While trying to protect voting rights through legislation makes a lot of sense, it strikes me that this is a battle that can be waged on multiple fronts. Last year, Australia had voting using open source software. Scott Ritchie, a California college student, is looking at porting this software to California. His project got a bit of press a few months ago, but I haven’t heard anything from them in a couple months.

Are there ways that the Greater Democracy community can help get good open source voting system software ready for primetime and in front of as many decision makers as possible?

Posted by Aldon Hynes at April 27, 2004 8:15 AM | TrackBack
Comments

Contact Black Box Voting at the url below to get all the details on how each person can help!

http://www.blackboxvoting.org/blackboxvotingcgi/dcforum/dcboard.cgi

This is extremely important! If our votes are not credited to our candidates, they will win again!

Posted by: aRuss at April 27, 2004 2:52 PM

There are a number of good efforts ongoing -- VerifiedVoting.org, blackboxvoting.org (already mentioned), Countthevote.org, truevotemd.org and even TrueMajority has gotten in on the act. Activists tried for many, many months to interest MoveOn in the problem, to no avail (unless they've taken it up recently, which I doubt).

It is an urgent problem -- 30% of the electorate will be using these paperless voting machines in November. There have been anomalies just about EVERYWHERE they have been used, some of them astounding (like 3 different Republicans winning their races by exactly 18,181 votes in one TX county in 2002?? c'mon!).

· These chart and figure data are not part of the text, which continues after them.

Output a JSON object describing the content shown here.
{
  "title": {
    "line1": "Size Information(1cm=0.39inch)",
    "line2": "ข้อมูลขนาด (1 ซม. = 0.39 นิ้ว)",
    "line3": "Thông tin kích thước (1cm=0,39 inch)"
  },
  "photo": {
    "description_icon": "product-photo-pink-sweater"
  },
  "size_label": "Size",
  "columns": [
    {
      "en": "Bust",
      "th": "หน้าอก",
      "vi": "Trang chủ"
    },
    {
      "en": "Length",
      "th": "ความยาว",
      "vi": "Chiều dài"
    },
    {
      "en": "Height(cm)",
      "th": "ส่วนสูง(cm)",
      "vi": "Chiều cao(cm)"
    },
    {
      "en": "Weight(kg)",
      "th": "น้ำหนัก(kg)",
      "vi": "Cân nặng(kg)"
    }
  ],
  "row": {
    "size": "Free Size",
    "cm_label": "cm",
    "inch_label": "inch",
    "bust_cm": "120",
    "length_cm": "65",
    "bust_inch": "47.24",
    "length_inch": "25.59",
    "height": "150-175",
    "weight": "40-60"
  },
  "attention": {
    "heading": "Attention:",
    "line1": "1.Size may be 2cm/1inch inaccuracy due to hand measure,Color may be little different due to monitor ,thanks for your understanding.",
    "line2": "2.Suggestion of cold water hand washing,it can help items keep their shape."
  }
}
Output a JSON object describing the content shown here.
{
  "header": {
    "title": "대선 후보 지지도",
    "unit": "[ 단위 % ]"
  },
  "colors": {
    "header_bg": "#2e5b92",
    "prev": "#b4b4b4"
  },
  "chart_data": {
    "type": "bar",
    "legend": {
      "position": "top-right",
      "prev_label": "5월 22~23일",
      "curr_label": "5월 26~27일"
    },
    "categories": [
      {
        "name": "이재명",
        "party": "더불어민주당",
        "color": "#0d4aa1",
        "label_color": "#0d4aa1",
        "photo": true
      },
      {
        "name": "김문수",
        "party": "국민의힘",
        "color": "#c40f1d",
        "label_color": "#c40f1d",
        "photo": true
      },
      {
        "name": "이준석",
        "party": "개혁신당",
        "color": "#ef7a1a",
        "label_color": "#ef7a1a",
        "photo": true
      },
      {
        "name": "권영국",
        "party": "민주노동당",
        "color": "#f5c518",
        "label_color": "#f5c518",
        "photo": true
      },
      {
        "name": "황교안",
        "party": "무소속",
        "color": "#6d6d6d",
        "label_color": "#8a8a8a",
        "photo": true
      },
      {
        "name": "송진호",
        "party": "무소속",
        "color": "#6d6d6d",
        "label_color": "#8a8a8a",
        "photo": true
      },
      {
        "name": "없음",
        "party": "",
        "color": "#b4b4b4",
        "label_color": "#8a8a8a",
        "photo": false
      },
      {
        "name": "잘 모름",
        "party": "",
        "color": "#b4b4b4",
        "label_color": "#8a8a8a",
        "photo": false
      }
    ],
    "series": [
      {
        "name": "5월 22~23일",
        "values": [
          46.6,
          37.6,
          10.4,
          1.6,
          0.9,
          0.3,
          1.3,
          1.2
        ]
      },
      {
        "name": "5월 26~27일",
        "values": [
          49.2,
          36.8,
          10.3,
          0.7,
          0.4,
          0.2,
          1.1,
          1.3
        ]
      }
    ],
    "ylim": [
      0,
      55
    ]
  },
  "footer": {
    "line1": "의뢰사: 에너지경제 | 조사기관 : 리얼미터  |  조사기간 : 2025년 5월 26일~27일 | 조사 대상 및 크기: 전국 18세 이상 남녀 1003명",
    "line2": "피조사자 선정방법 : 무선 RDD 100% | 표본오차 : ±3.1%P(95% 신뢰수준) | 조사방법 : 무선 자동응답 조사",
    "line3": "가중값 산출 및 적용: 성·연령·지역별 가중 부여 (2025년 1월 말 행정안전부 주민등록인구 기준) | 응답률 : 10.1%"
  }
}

Numerous studies -- ignored by MD, GA, and even to too great an extent CA -- have testified to the ease with which these machines can be hacked, and (my far bigger worry) the ease with which malicious code could be embedded or elections rigged by insiders in realtime.

The bare minimum is voter-verified paper ballots which can be used for audits and recounts. Even this will not prevent fraud (or errors), but at least there's a backup.

Would you trust any bank whose ATM didn't give you a printed receipt? WHY THEN ARE WE TRUSTING THESE REPUBLICAN-BUILT VOTING MACHINES?

In fact, why have our Secretaries of State and other election officials privatizing our vote instead of protecting it?

Get involved if you care about saving democracy. After all, "you can't vote 'em out if you didn't vote 'em in."